As March drew to a close my Lothian Year List sat at 110 species, up thirteen species on last month. In terms of self-finds pride of place would go to Northern-type Eider on the 3rd (BBRC-listed although the identification of this form is under debate - my photos certainly won't help) and patch tick Iceland Gull on the 24th. Other good finds included Kingfisher, Waxwing and Snow Bunting.
Other observers have seen considerably more species in the county so far this year. TO'C is topping the Bubo listings with 133 species, out of a total of 149. Luckily I still have plenty of species to bump into over the next few months. For example, the species recorded by most other listers that I have yet to see this year in the county include Golden Plover, Sanderling, Kittiwake, Guillemot, Jay and Green-winged Teal. Only the latter should prove to be a difficult task.

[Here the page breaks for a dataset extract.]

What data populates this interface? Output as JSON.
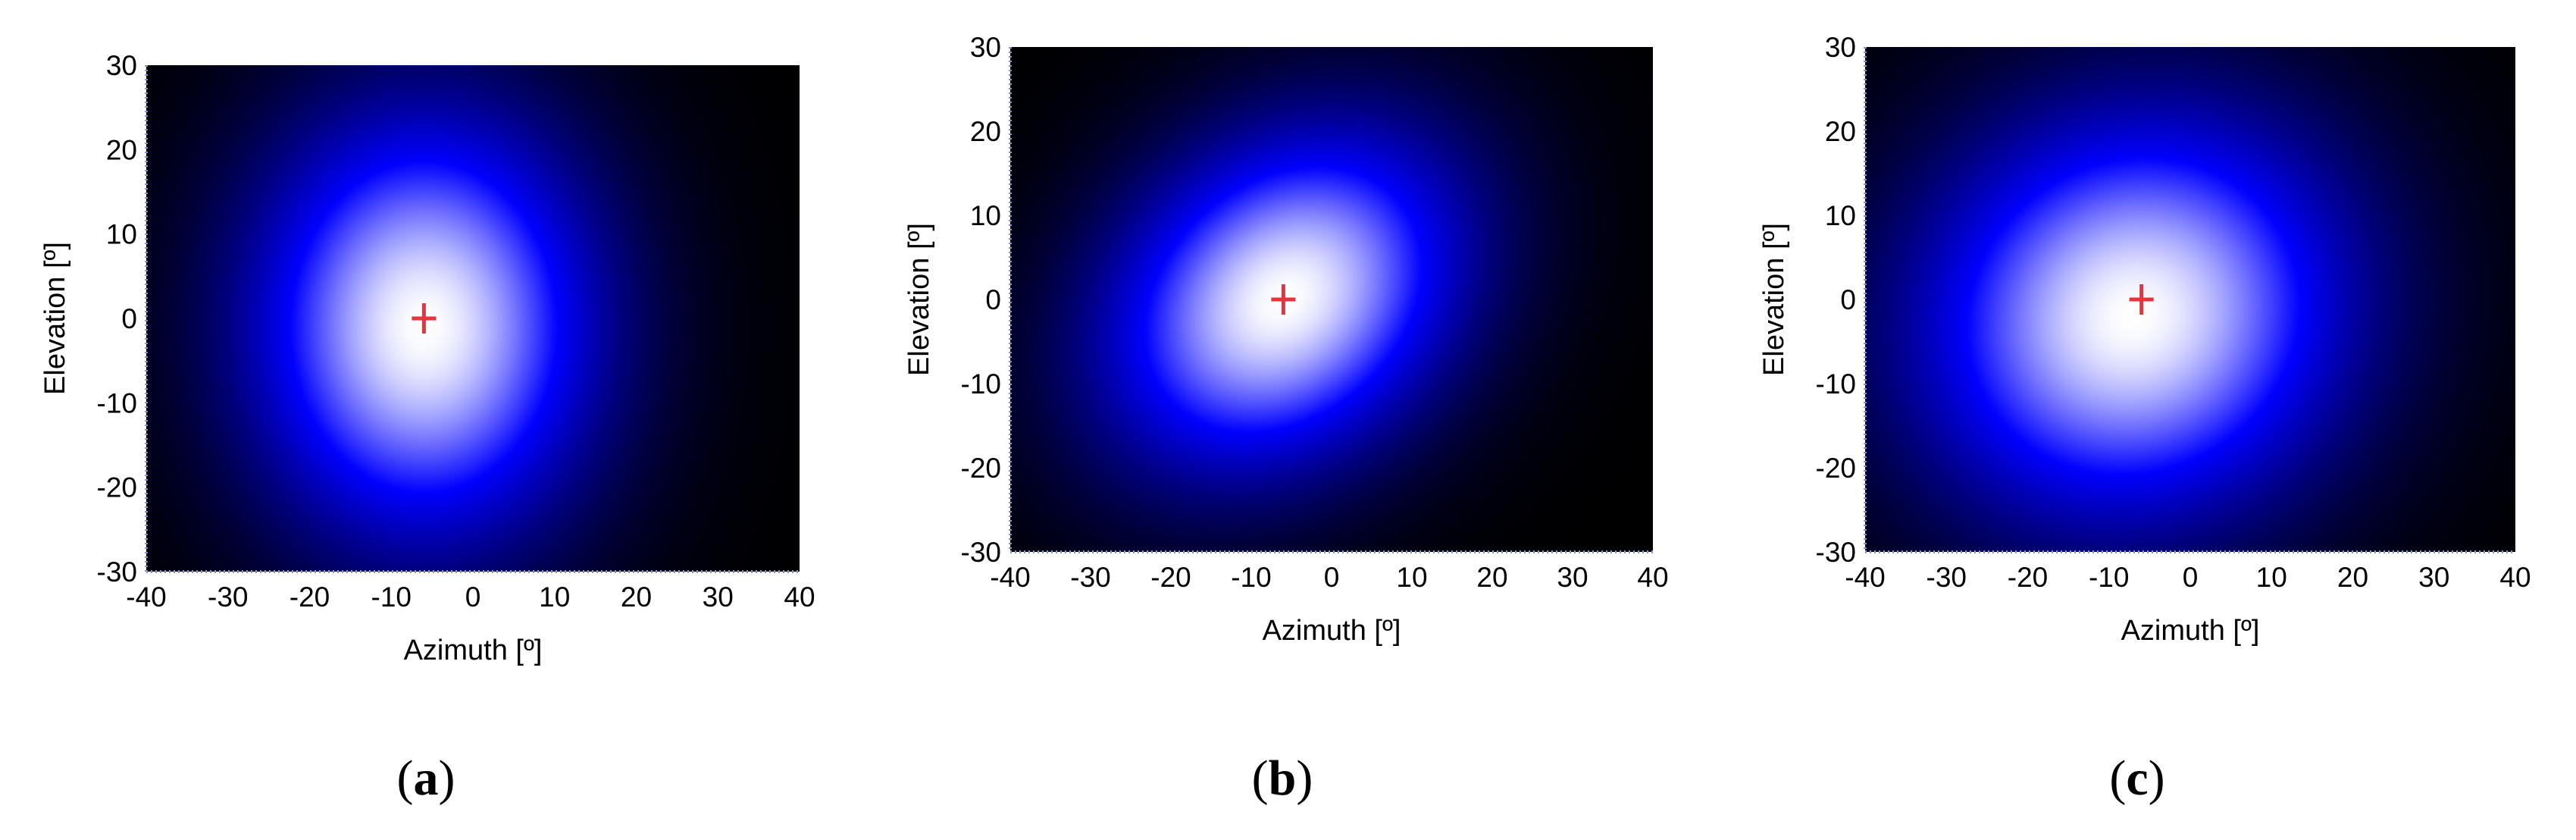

I should mention that I managed to add not only a county tick but a Scottish tick to the list this week - a Bewick's Swan that has been hanging around near Tyninghame for the last week or so (i.e. long enough for a slow-off-the-mark twitcher like me to have a chance to see it). To be honest, I am pretty certain that I have seen this species elsewhere in Scotland before, if not within the county. However, for some reason, large wildfowl do not really really make me tick (pun intended) and do not seem to register for long in the memory bank.
The Bewick's Swan is named after Thomas Bewick, an eighteenth and nineteenth century engraver famed for the accuracy and precision of his work. I wish the same could be said for my photos of the bird. My excuse is that every time I photograph a bird named after Bewick the result is blurry... Here is another attempt, taken at Slimbridge in December 2009. Admittedly it was almost dark when this shot was taken, but if I can't take a decent shot of a Bewick's Swan at Slimbridge then there is little hope for me...
Here is my final blurry Bewick - a Bewick's Wren photographed in California a year ago. Now in this case I can't blame the light quality, and the bird was close at hand for a decent period of time. So what is the reason for such a blurry shot, err... well, in this case I do know... it was a life-tick wren and therefore an ultimate little brown job, so the blur is pure excitement!